As a child with Reactive Attachment Disorder grows older, his symptoms may grow more troublesome and difficult to manage.  Anger issues may 
begin to develop, as the child might lash out in tantrums and/or uncontrolled rage, or act in a passive aggressive manner.  While most with R.A.D. will 
endeavor to remain in control in an attempt to avoid a feeling of helplessness, many times, these children will instead act defiant and disobedient, and
will be quick to argue with another.  Indeed, those who have problems with anger and control issues may be more likely to act in an aggressive 
manner towards their peers.  Feelings of remorse or guilt for their negative actions and behavior are also often missing with those who are diagnosed
with R.A.D.

While some children with R.A.D. may exhibit anger problems, others with the same disorder may withdraw from others, like they had in infancy.  These 
children will seek to avoid interaction with others, including their peers, and act in an awkward and uncomfortable fashion while around others. Some 
children will strive to distance themselves from any type of physical contact with another, as they may perceive this interaction as a threat of some 
sort.  Furthermore, these children will be more likely to seek out an affectionate relationship that is inappropriate with another, even those they do not 
know, yet display little or no affection towards their parents or caretakers.

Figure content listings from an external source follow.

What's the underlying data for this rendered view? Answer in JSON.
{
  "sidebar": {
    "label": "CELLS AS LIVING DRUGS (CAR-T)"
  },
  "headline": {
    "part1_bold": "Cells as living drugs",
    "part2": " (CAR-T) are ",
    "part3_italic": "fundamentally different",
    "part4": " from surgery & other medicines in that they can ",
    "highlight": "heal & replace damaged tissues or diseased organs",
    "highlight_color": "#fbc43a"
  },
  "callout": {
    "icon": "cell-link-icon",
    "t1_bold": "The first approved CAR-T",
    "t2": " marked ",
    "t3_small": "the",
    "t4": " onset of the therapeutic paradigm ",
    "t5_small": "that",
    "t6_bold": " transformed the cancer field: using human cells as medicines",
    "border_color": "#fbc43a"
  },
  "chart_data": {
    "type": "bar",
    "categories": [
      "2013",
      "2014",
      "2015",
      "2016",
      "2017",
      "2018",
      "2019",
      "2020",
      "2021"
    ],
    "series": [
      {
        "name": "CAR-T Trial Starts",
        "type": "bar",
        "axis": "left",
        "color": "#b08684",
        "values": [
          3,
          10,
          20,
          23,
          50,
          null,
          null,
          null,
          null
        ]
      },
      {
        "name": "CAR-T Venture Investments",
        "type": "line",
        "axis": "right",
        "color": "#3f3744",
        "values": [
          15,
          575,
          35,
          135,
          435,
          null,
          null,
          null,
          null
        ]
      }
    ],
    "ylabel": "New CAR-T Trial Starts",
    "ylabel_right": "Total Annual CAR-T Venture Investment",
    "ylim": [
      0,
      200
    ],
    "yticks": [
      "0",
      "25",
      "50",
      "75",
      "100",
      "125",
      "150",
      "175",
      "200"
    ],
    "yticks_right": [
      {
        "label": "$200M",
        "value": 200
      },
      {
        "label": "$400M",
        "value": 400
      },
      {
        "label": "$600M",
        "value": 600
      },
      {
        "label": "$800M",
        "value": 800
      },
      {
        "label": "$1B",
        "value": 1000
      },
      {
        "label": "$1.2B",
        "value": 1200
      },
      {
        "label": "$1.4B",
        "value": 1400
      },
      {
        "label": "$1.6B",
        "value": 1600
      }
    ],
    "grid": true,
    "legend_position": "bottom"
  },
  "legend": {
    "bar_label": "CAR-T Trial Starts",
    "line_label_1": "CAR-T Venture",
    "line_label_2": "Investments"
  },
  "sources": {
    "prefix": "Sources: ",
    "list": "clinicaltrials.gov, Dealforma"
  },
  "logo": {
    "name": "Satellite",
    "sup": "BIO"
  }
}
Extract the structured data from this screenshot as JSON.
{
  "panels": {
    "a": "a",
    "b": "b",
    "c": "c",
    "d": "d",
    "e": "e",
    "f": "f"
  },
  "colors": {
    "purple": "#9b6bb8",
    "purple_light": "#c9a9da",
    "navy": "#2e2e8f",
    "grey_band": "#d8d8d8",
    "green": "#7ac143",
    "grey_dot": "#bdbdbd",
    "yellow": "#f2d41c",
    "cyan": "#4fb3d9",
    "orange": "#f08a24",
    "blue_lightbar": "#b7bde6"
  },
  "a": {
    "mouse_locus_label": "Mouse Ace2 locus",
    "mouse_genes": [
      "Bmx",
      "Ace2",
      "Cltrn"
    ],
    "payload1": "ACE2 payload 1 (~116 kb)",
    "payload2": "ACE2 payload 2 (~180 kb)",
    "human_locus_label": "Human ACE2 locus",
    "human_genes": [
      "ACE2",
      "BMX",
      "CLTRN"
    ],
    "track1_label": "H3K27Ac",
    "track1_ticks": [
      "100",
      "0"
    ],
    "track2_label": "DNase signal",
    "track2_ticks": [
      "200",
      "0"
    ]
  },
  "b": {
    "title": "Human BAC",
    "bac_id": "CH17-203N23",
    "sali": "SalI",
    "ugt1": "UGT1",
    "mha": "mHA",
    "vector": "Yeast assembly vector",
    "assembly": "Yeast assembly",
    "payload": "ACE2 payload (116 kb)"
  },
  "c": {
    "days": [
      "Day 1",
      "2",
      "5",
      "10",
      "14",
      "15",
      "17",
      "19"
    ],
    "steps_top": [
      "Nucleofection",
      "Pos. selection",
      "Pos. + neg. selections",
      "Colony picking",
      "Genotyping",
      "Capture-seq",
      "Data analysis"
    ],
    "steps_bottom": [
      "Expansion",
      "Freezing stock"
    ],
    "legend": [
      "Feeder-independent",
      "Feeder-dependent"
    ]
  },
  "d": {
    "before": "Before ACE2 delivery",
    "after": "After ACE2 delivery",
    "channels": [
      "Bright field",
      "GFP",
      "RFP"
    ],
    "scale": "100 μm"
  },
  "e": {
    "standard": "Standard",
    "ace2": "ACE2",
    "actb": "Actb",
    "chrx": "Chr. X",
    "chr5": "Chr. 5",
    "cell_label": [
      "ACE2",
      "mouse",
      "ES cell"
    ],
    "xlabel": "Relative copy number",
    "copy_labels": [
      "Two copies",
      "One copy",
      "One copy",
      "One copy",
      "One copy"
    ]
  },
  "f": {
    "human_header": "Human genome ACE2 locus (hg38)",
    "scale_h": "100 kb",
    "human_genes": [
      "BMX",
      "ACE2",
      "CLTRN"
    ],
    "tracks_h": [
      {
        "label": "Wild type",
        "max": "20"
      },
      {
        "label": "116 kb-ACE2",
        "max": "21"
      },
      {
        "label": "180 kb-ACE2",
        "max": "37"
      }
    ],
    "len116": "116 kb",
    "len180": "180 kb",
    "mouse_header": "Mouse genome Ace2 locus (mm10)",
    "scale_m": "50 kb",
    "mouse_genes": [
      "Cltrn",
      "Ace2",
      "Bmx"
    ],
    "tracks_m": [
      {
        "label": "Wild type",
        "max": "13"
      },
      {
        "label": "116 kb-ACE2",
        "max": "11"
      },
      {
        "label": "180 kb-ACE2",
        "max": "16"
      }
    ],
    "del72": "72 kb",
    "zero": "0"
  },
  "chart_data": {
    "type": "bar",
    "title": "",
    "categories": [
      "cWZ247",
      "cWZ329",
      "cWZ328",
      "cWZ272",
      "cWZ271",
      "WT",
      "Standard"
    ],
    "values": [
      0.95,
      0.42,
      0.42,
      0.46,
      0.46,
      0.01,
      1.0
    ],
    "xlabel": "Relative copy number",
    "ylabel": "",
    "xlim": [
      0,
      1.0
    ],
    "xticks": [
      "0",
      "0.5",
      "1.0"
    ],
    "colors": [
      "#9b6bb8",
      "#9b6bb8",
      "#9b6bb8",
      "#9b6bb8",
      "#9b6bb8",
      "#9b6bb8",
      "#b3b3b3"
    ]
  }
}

Children with Reactive Attachment Disorder may display two different signs and patterns of their malady.  Inhibited behavior is that in which the child 
will shun or discourage relationships and attachments with others.  As noted above, these are the children who are withdrawn or emotionally detached 
from others and from their surroundings.  Disinhibited behavior occurs in those children who attempt to seek out attention from any and all that may 
be near, including that of strangers.  This child will seek out comfort and attention from virtually anyone, yet at the same time, will try to act very 
dependent of others.   Along with this, he will very likely refuse to ask for help or support from his peers.  At times, the child with Disinhibited behavior 
will act much younger than his actual age, and appear to be filled with high levels of anxiety, as well.